Review: Crazy For You at the Liverpool Empire ***
Given the daily dose of angst and turmoil in the real world, an evening of escapism at the theatre could be just the ticket.
And with a convoluted plot of stupendously silly proportions, Crazy For You – playwright Ken Ludwig’s reworking of the Gershwin’s 1930 musical Girl Crazy – certainly ticks the escapist box.
Anyone who remembers actor Tom Chambers’ Astaire-homage showdance in the Strictly Come Dancing final a few years back will know he has twinkle toes. And here he tips and taps and soft-shoe shuffles across the stage with obvious glee as soppy hero Bobby – the unwilling scion of a cut-throat banking business, who dreams of being a Broadway song and dance man.
Sent to the one-horse town of Deadrock, Nevada, by his domineering mother so he can foreclose on the local theatre there, he instead falls head over heels with the owner’s daughter Polly (Charlotte Wakefield) and determines to win the girl and save the Gaiety by putting on a show.
Along with the hoofing, Chambers gets to exercise his comedy muscles, with much dressing up, silly voices, and any number of energetic acrobatic pratfalls as he battles for Polly’s affections and against the odds to stage a revue with the aid of some holidaying Follies and local yokels.
The mishaps, mistaken identities, love quadrangles and rivalries are played out to the Gershwin brothers’ wonderful songs, or some of them at least, including Things Are Looking Up, Someone to Watch Over Me, Embraceable You and Nice Work if You Can Get It – some of which were in the original Girl Crazy and some of which Ludwig purloined from other sources.

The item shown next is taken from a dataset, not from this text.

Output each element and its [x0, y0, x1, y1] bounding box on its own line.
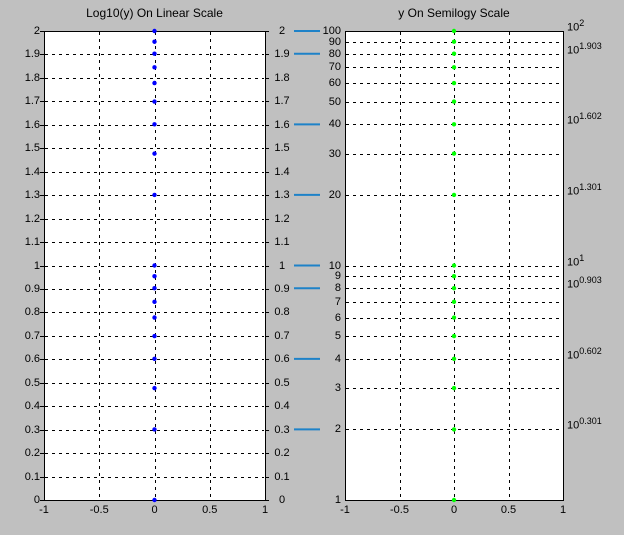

As so often these days, the music is played live on stage by the cast – Follies girls wield violins and various brass instruments while trying to high-kick and sing at the same time. Slap that bass? Yes, and play that flute, saxophone, piano and clarinet (the sinuous melody of Rhapsody in Blue’s opening bars opens the show) at the same time.

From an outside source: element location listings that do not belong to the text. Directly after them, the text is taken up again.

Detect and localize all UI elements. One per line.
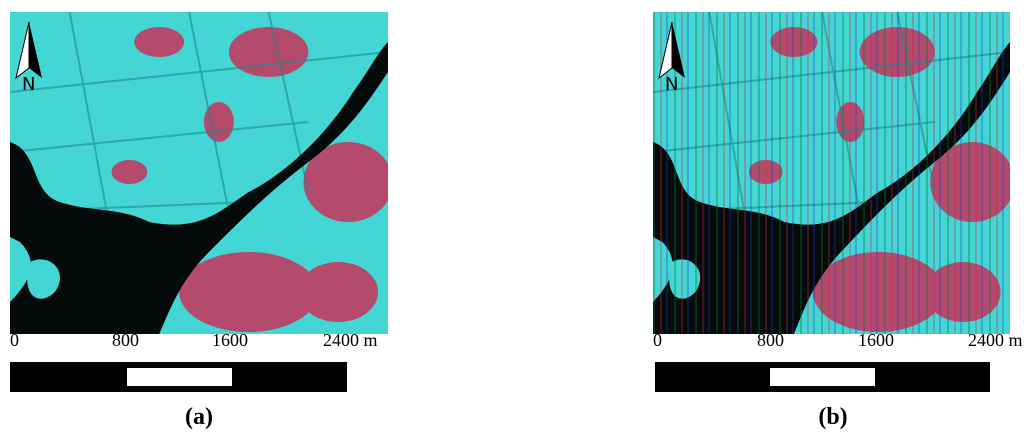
figure: N 0 800 1600 2400 m (a) N 0 800 1600 2400 m (b)	[0, 0, 1030, 435]
scale-label: 0	[653, 330, 662, 351]
caption: (b)	[818, 404, 847, 431]
scale-label: 800	[757, 330, 784, 351]
scale-bar-segment	[127, 368, 232, 386]
scale-label: 2400 m	[323, 330, 378, 351]
north-arrow	[14, 20, 44, 80]
scale-label: 800	[112, 330, 139, 351]
stripe-artifacts	[653, 12, 1010, 334]
scale-label: 1600	[212, 330, 248, 351]
scale-bar	[10, 362, 347, 392]
scale-bar	[655, 362, 990, 392]
caption: (a)	[185, 404, 213, 431]
north-label: N	[665, 74, 678, 95]
satellite-image: N	[653, 12, 1010, 334]
scale-label: 2400 m	[968, 330, 1023, 351]
scale-label: 1600	[858, 330, 894, 351]
north-arrow	[657, 20, 687, 80]
scale-label: 0	[10, 330, 19, 351]
satellite-image: N	[10, 12, 388, 334]
scale-bar-segment	[770, 368, 875, 386]
north-label: N	[22, 74, 35, 95]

They must have hidden reserves of energy given the number of two-show days this week.
Chambers, who possesses a light but pleasantly melodic singing voice, gives it plenty of energy and Wakefield injects Polly with a rootin’, tootin’, feisty Calamity Jane vibe.
However, despite the razzmatazz and movement around the set, and the music and dancing, Crazy For You still feels like it is lacking a little something – perhaps that extra spark, extra twinkle, that would lift it from solid to spectacular.
Incidentally, if you want to see a rather different Ken Ludwig production, the Playhouse is staging the UK premiere of his Baskerville – a Sherlock Holmes Mystery this Christmas.